Silent Came the Monster

Written by Amy Hill Hearth
Review by Michael I. Shoop

Hearth’s fictional treatment of an actual series of brutal shark attacks that terrified people along the popular beaches of New Jersey’s coast in 1916 draws on a variety of sources to give the reader the real story of what happened that hot July, events that eventually sent shock waves throughout the country. Capturing the reader’s attention from the very first page, the fact-based story is related mainly by the fictional Dr. Edwin Halsey, a prominent small-town physician who harbors a harrowing secret concerning his own past that connects him to the current attacks.
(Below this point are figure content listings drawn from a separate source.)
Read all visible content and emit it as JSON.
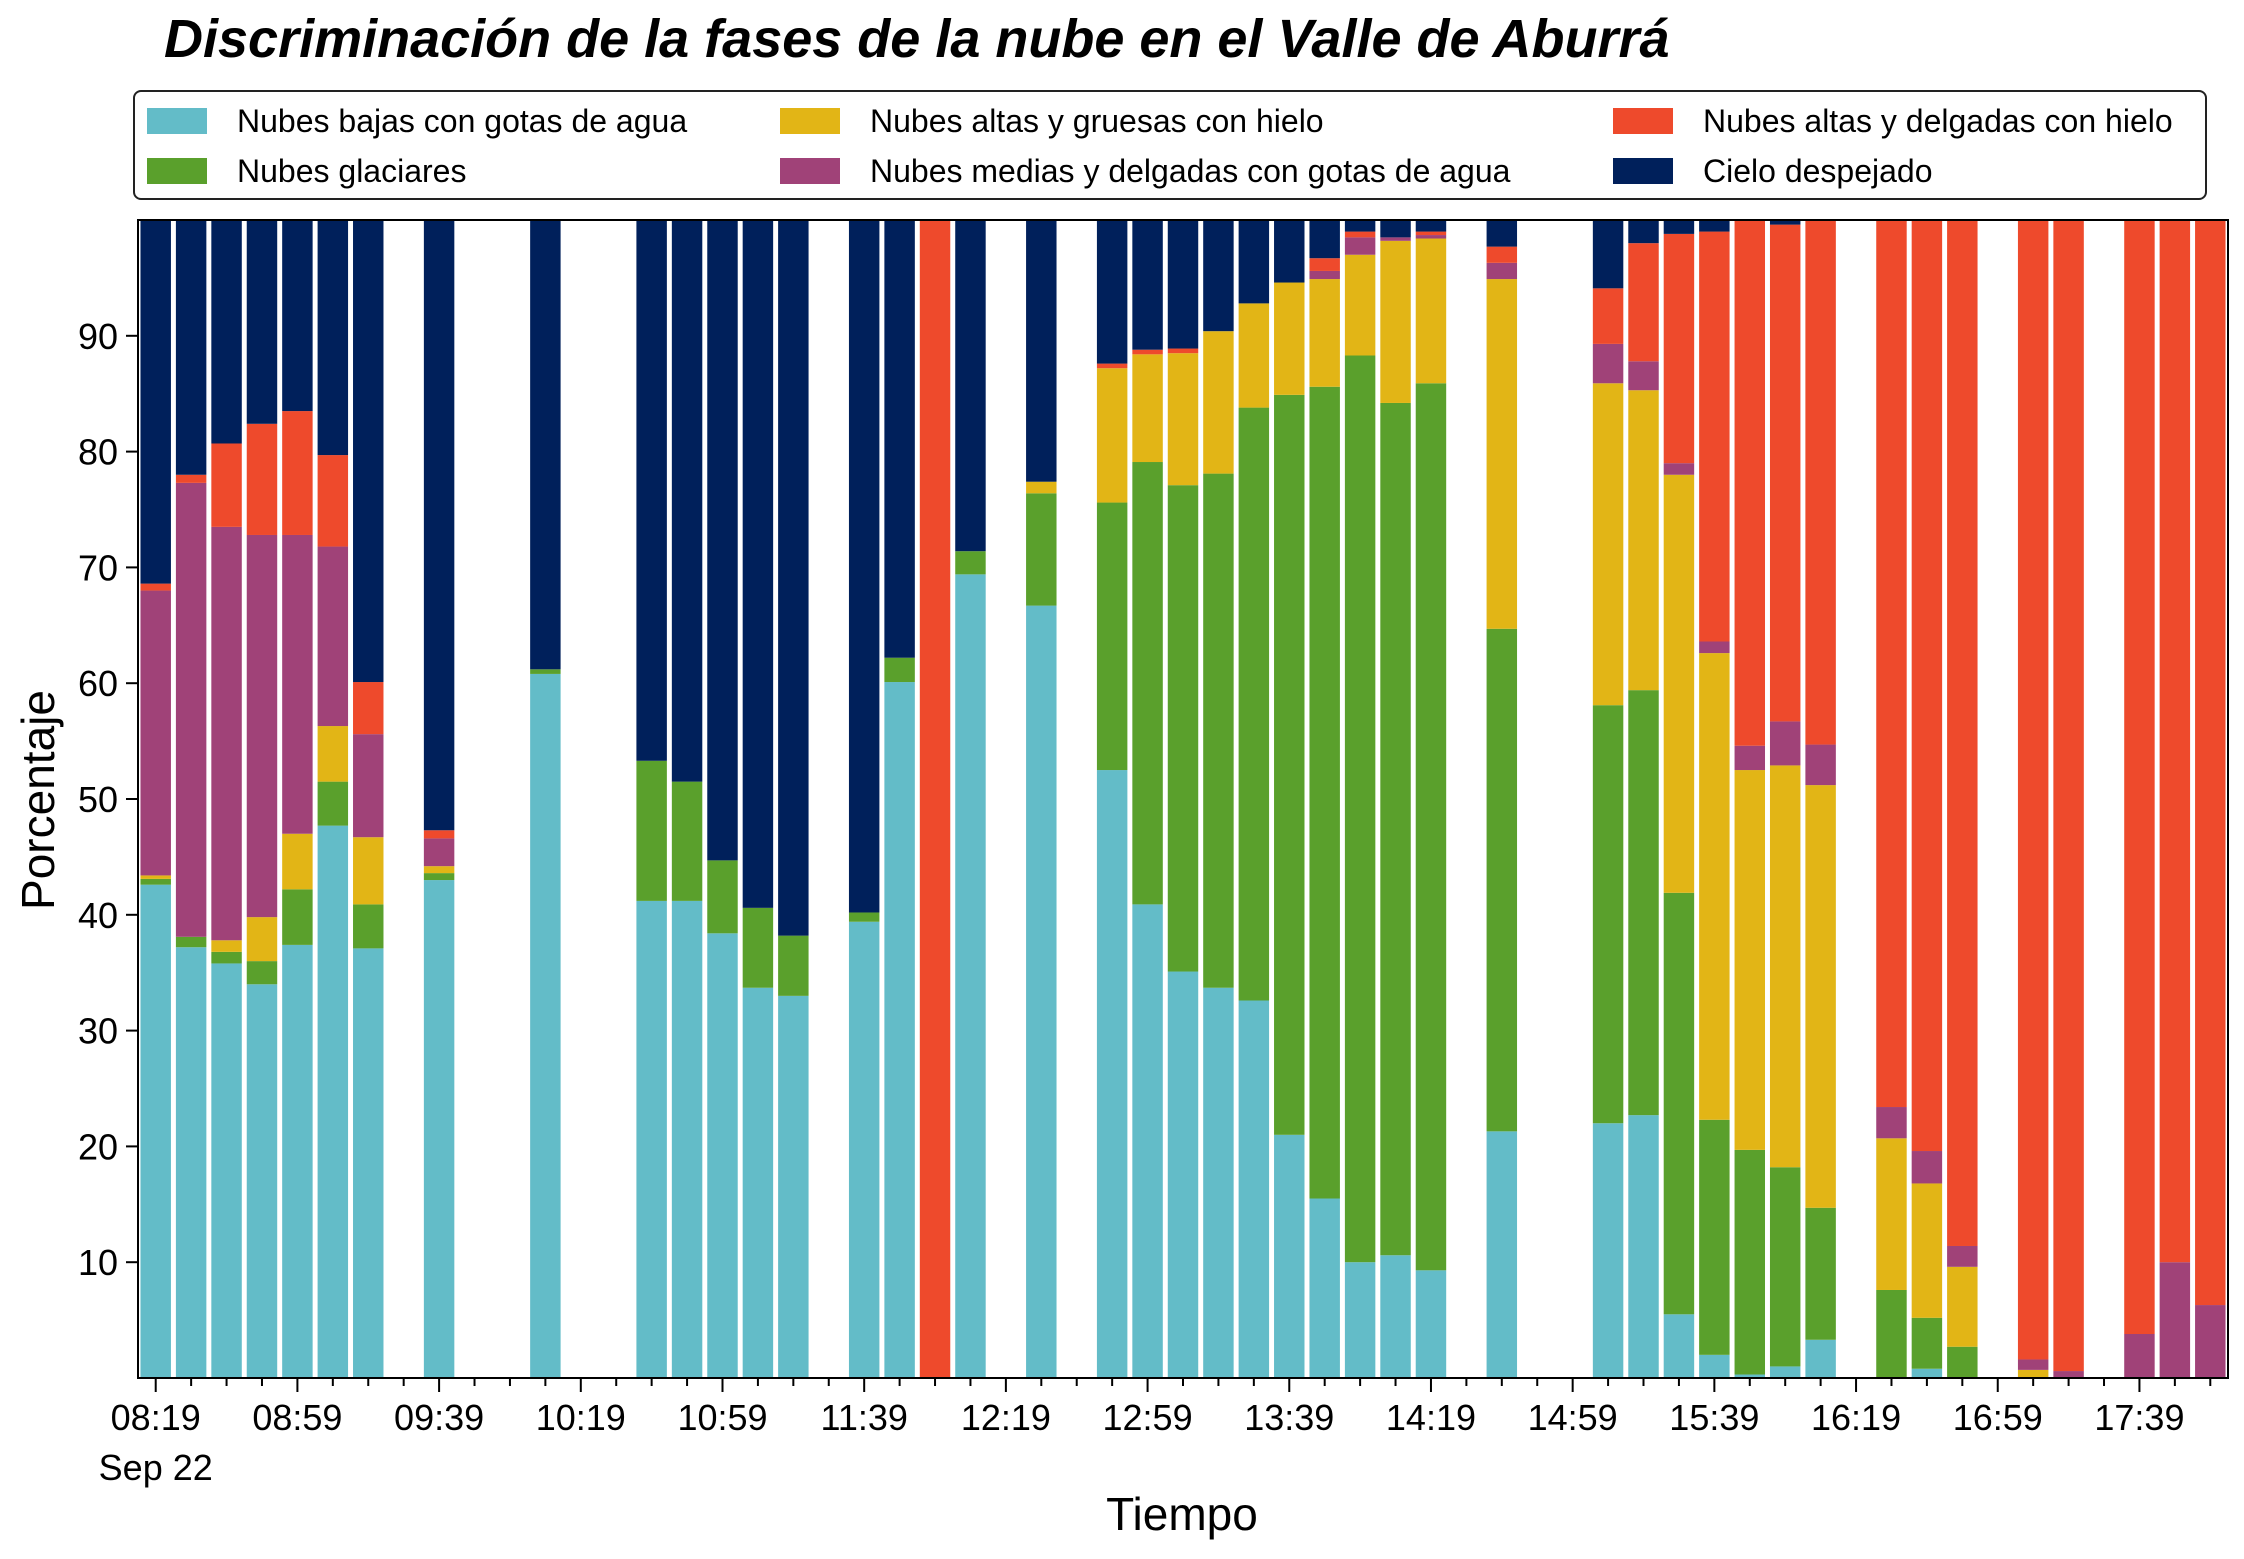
{
  "chart_data": {
    "type": "bar",
    "stacked": true,
    "title": "Discriminación de la fases de la nube en el Valle de Aburrá",
    "xlabel": "Tiempo",
    "ylabel": "Porcentaje",
    "date_label": "Sep 22",
    "ylim": [
      0,
      100
    ],
    "yticks": [
      10,
      20,
      30,
      40,
      50,
      60,
      70,
      80,
      90
    ],
    "xtick_labels": [
      "08:19",
      "08:59",
      "09:39",
      "10:19",
      "10:59",
      "11:39",
      "12:19",
      "12:59",
      "13:39",
      "14:19",
      "14:59",
      "15:39",
      "16:19",
      "16:59",
      "17:39"
    ],
    "legend_position": "top",
    "series": [
      {
        "name": "Nubes bajas con gotas de agua",
        "color": "#63bcc8"
      },
      {
        "name": "Nubes glaciares",
        "color": "#5aa02c"
      },
      {
        "name": "Nubes altas y gruesas con hielo",
        "color": "#e2b516"
      },
      {
        "name": "Nubes medias y delgadas con gotas de agua",
        "color": "#a04278"
      },
      {
        "name": "Nubes altas y delgadas con hielo",
        "color": "#ee4a2c"
      },
      {
        "name": "Cielo despejado",
        "color": "#00205b"
      }
    ],
    "categories": [
      "08:19",
      "08:29",
      "08:39",
      "08:49",
      "08:59",
      "09:09",
      "09:19",
      "09:29",
      "09:39",
      "09:49",
      "09:59",
      "10:09",
      "10:19",
      "10:29",
      "10:39",
      "10:49",
      "10:59",
      "11:09",
      "11:19",
      "11:29",
      "11:39",
      "11:49",
      "11:59",
      "12:09",
      "12:19",
      "12:29",
      "12:39",
      "12:49",
      "12:59",
      "13:09",
      "13:19",
      "13:29",
      "13:39",
      "13:49",
      "13:59",
      "14:09",
      "14:19",
      "14:29",
      "14:39",
      "14:49",
      "14:59",
      "15:09",
      "15:19",
      "15:29",
      "15:39",
      "15:49",
      "15:59",
      "16:09",
      "16:19",
      "16:29",
      "16:39",
      "16:49",
      "16:59",
      "17:09",
      "17:19",
      "17:29",
      "17:39",
      "17:49",
      "17:59"
    ],
    "values": [
      [
        42.6,
        0.5,
        0.3,
        24.6,
        0.6,
        31.4
      ],
      [
        37.2,
        0.9,
        0.0,
        39.2,
        0.7,
        22.0
      ],
      [
        35.8,
        1.0,
        1.0,
        35.7,
        7.2,
        19.3
      ],
      [
        34.0,
        2.0,
        3.8,
        33.0,
        9.6,
        17.6
      ],
      [
        37.4,
        4.8,
        4.8,
        25.8,
        10.7,
        16.5
      ],
      [
        47.7,
        3.8,
        4.8,
        15.5,
        7.9,
        20.3
      ],
      [
        37.1,
        3.8,
        5.8,
        8.9,
        4.5,
        39.9
      ],
      [
        0,
        0,
        0,
        0,
        0,
        0
      ],
      [
        43.0,
        0.6,
        0.6,
        2.4,
        0.7,
        52.7
      ],
      [
        0,
        0,
        0,
        0,
        0,
        0
      ],
      [
        0,
        0,
        0,
        0,
        0,
        0
      ],
      [
        60.8,
        0.4,
        0,
        0,
        0,
        38.8
      ],
      [
        0,
        0,
        0,
        0,
        0,
        0
      ],
      [
        0,
        0,
        0,
        0,
        0,
        0
      ],
      [
        41.2,
        12.1,
        0,
        0,
        0,
        46.7
      ],
      [
        41.2,
        10.3,
        0,
        0,
        0,
        48.5
      ],
      [
        38.4,
        6.3,
        0,
        0,
        0,
        55.3
      ],
      [
        33.7,
        6.9,
        0,
        0,
        0,
        59.4
      ],
      [
        33.0,
        5.2,
        0,
        0,
        0,
        61.8
      ],
      [
        0,
        0,
        0,
        0,
        0,
        0
      ],
      [
        39.4,
        0.8,
        0,
        0,
        0,
        59.8
      ],
      [
        60.1,
        2.1,
        0,
        0,
        0,
        37.8
      ],
      [
        0,
        0,
        0,
        0,
        100.0,
        0
      ],
      [
        69.4,
        2.0,
        0,
        0,
        0,
        28.6
      ],
      [
        0,
        0,
        0,
        0,
        0,
        0
      ],
      [
        66.7,
        9.7,
        1.0,
        0,
        0,
        22.6
      ],
      [
        0,
        0,
        0,
        0,
        0,
        0
      ],
      [
        52.5,
        23.1,
        11.6,
        0,
        0.4,
        12.4
      ],
      [
        40.9,
        38.2,
        9.3,
        0,
        0.4,
        11.2
      ],
      [
        35.1,
        42.0,
        11.4,
        0,
        0.4,
        11.1
      ],
      [
        33.7,
        44.4,
        12.3,
        0,
        0,
        9.6
      ],
      [
        32.6,
        51.2,
        9.0,
        0,
        0,
        7.2
      ],
      [
        21.0,
        63.9,
        9.7,
        0,
        0,
        5.4
      ],
      [
        15.5,
        70.1,
        9.3,
        0.7,
        1.1,
        3.3
      ],
      [
        10.0,
        78.3,
        8.7,
        1.5,
        0.5,
        1.0
      ],
      [
        10.6,
        73.6,
        14.0,
        0.3,
        0,
        1.5
      ],
      [
        9.3,
        76.6,
        12.5,
        0.3,
        0.3,
        1.0
      ],
      [
        0,
        0,
        0,
        0,
        0,
        0
      ],
      [
        21.3,
        43.4,
        30.2,
        1.4,
        1.4,
        2.3
      ],
      [
        0,
        0,
        0,
        0,
        0,
        0
      ],
      [
        0,
        0,
        0,
        0,
        0,
        0
      ],
      [
        22.0,
        36.1,
        27.8,
        3.4,
        4.8,
        5.9
      ],
      [
        22.7,
        36.7,
        25.9,
        2.5,
        10.2,
        2.0
      ],
      [
        5.5,
        36.4,
        36.1,
        1.0,
        19.8,
        1.2
      ],
      [
        2.0,
        20.3,
        40.3,
        1.0,
        35.4,
        1.0
      ],
      [
        0.3,
        19.4,
        32.8,
        2.1,
        45.4,
        0
      ],
      [
        1.0,
        17.2,
        34.7,
        3.8,
        42.9,
        0.4
      ],
      [
        3.3,
        11.4,
        36.5,
        3.5,
        45.3,
        0
      ],
      [
        0,
        0,
        0,
        0,
        0,
        0
      ],
      [
        0,
        7.6,
        13.1,
        2.7,
        76.6,
        0
      ],
      [
        0.8,
        4.4,
        11.6,
        2.8,
        80.4,
        0
      ],
      [
        0,
        2.7,
        6.9,
        1.8,
        88.6,
        0
      ],
      [
        0,
        0,
        0,
        0,
        0,
        0
      ],
      [
        0,
        0,
        0.7,
        0.9,
        98.4,
        0
      ],
      [
        0,
        0,
        0,
        0.6,
        99.4,
        0
      ],
      [
        0,
        0,
        0,
        0,
        0,
        0
      ],
      [
        0,
        0,
        0,
        3.8,
        96.2,
        0
      ],
      [
        0,
        0,
        0,
        10.0,
        90.0,
        0
      ],
      [
        0,
        0,
        0,
        6.3,
        93.7,
        0
      ]
    ]
  }
}
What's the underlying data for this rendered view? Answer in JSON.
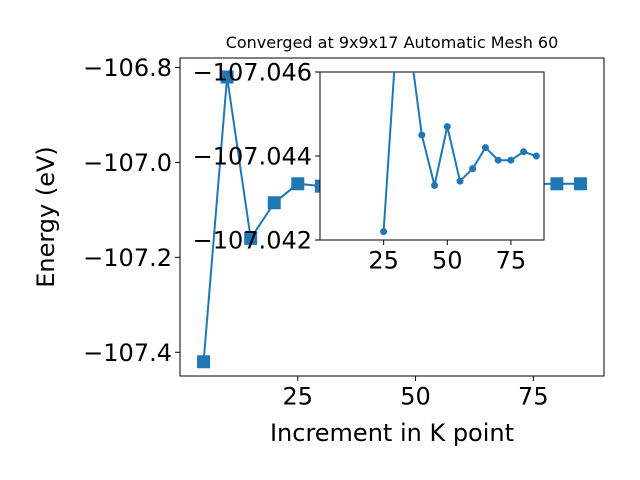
{
  "chart_data": [
    {
      "type": "line",
      "title": "Converged at 9x9x17 Automatic Mesh 60",
      "xlabel": "Increment in K point",
      "ylabel": "Energy (eV)",
      "xlim": [
        0,
        90
      ],
      "ylim": [
        -107.45,
        -106.78
      ],
      "xticks": [
        "25",
        "50",
        "75"
      ],
      "yticks": [
        "−106.8",
        "−107.0",
        "−107.2",
        "−107.4"
      ],
      "marker": "square",
      "color": "#1f77b4",
      "series": [
        {
          "x": [
            5,
            10,
            15,
            20,
            25,
            30,
            80,
            85
          ],
          "values": [
            -107.42,
            -106.82,
            -107.16,
            -107.085,
            -107.045,
            -107.05,
            -107.045,
            -107.045
          ]
        }
      ]
    },
    {
      "type": "line",
      "title": "",
      "xlabel": "",
      "ylabel": "",
      "xlim": [
        0,
        88
      ],
      "ylim": [
        -107.042,
        -107.046
      ],
      "xticks": [
        "25",
        "50",
        "75"
      ],
      "yticks": [
        "−107.046",
        "−107.044",
        "−107.042"
      ],
      "marker": "circle",
      "color": "#1f77b4",
      "series": [
        {
          "x": [
            25,
            30,
            35,
            40,
            45,
            50,
            55,
            60,
            65,
            70,
            75,
            80,
            85
          ],
          "values": [
            -107.0422,
            -107.0468,
            -107.0468,
            -107.0445,
            -107.0433,
            -107.0447,
            -107.0434,
            -107.0437,
            -107.0442,
            -107.0439,
            -107.0439,
            -107.0441,
            -107.044
          ]
        }
      ]
    }
  ]
}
From the very first incident, Halsey suspects that a shark is responsible, but is unable to convince anyone else of his concerns. He becomes a single-minded investigator, examining victims’ bodies and the sites of the monster’s attacks, phoning newspapers, sounding the alarm. However, with an outbreak of polio and the possibility of closing the New Jersey borders for the season, and rumors of a huge German submarine patrolling the coast adding to the confusion and fear, Halsey is up against conspiracy theories and disbelief and denials and panic.

Hearth creates a good balance of suspense, urgency, and real terror, her use of historical events and people—even Woodrow Wilson has a cameo―are appropriate and add to the authenticity of the era. Hearth’s characters, including Halsey; the tragic schoolteacher Margaret Atkins; Halsey’s strong-willed daughter, Julia; and the real-life eccentric Brooklyn taxidermist/animal trainer Michael Schliesser—who plays a vital role in determining and explaining the horrifying events of that summer—are well drawn and believable. This combination of historical events and thrilling suspense makes for a taut, compelling read. A list of resources is included.